Nusra, according to Lister, is “rebuilding a military coalition and plans to soon initiate major offensive operations south of Aleppo” in order to spoil US and Russian efforts for a truce in the city. The best way of thwarting Al-Qaeda’s ambitions “is to dramatically scale up assistance to vetted [sic] military and civil components [sic, again] of the mainstream opposition inside Syria,” he writes. All this, of course, because we’ve so far given “insufficient backing” to those “moderate elements of the opposition” who can’t compete with the “battlefield power and capacity to control territory” of Nusra.
So far, so good. Far from breaking free of al-Qaeda, Lister’s version of Nusra suggest that it’s been ever more deeply penetrated by al-Qaeda – or “Al-Qaeda Central”, as he calls it – to the point where Saif al-Adel, “the most influential living al-Qaeda figure other than Zawahiri”, has arrived in Syria. And Adel has done so “almost certainly”, as Lister adds reassuringly, with “three other key al-Qaeda figures”.
These guys are now supposedly discussing the setting up of yet another"emirate” in Syria’s Idlib province. But the recent cessation of hostilities “catalyzed a dramatic re-empowerment of Syria’s moderate protest movement and the revitalisation of the most [sic, yet again] moderate elements of the opposition”.
An anonymous Free Syrian Army (ie: ‘moderate’) commander is quoted by Lister as confirming that al-Qaeda forces “represent everything we are opposed to, they are the same as the regime. But what can we do when our supposed friends abroad give us nothing to assert ourselves?” What “a broad spectrum of Syria’s opposition” need, therefore, is “a substantial expansion of military, political and financial assistance”.
These Free Syrian Army groups, Lister says, now number 50 – phew! – vetted by the CIA, all of which “operate in coordination with locally legitimate [sic yet once more] civil, political and judicial bodies”.
So who is the writer Charles Lister? Among his various academic duties, he’s a senior consultant for the “Shaikh Group’s Track II Syria Initiative”. The “shaikh” in question is not a Middle East potentate but Salman Shaikh, director of the Brookings Doha Centre in Qatar and fellow at the Centre for Middle East Policy, formerly the Saban Centre for Middle East Policy (the “Saban”being Haim Saban, the American-Israeli film and television mogul who donated $13m to the centre and has given substantial funds to Hillary Clinton’s presidential campaign).

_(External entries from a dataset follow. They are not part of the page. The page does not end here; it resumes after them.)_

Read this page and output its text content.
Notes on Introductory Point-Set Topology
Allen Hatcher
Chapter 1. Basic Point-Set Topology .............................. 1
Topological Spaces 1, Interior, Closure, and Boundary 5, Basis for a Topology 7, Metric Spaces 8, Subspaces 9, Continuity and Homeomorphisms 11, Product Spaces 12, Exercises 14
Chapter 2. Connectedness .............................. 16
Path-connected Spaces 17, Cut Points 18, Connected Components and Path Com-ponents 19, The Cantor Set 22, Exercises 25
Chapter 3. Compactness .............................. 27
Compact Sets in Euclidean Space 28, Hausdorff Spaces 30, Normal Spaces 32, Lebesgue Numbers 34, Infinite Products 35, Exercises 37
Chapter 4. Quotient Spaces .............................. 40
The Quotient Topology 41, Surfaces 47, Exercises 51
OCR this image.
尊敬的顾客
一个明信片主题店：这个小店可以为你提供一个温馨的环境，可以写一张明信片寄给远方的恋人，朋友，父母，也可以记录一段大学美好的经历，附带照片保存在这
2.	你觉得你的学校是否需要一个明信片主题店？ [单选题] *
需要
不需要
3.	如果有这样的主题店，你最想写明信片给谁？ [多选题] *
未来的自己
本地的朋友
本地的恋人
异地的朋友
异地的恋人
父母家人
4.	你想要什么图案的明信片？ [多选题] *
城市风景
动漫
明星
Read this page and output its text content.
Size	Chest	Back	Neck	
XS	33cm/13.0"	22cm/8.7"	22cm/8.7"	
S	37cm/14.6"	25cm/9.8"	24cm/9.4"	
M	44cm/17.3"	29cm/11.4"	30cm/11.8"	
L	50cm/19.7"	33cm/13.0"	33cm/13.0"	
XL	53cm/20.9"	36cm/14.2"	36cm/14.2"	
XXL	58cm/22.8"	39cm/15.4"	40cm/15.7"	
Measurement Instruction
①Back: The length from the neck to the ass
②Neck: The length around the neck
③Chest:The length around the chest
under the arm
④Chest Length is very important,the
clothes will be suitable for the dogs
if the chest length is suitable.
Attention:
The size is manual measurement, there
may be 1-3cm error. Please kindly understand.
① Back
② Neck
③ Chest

Lister, according to his various CVs, was a visiting fellow at the Brookings Doha Centre and has helped negotiate a process of “engagement with the leaderships of over 100 Syrian armed opposition groups”. Which is an awful lot of rebels – far more than the 70,000 conjured up by Dave Cameron.
So what’s going on down in Doha? The Brookings Doha Centre belongs to the Brookings Institute and its co-chair is Sheikh Hamad bin Jassim bin Jaber bin Thani al-Thani, a member of the Qatari ruling family and former Prime Minister and Foreign Minister. Is the real debate, therefore – far from being thrashed out in Idlib province – really going on down in Qatar, whose present leadership has gone a long way to clean up Nusra’s reputation and to present it as the real moderate “opposition”which deserves all that CIA help?
A final point. Isis has been bloody quiet recently, in every sense of the word. No gory videos, no nasheed songs. Why? Because it’s losing ground to the Syrians and their allies? Because it lost Palmyra?
Or because it’s waiting to find out whether Nusra is going to be the darling of the Syrian opposition – and thus America and Europe – or targeted by all of us as an even more apocalyptic version of Isis?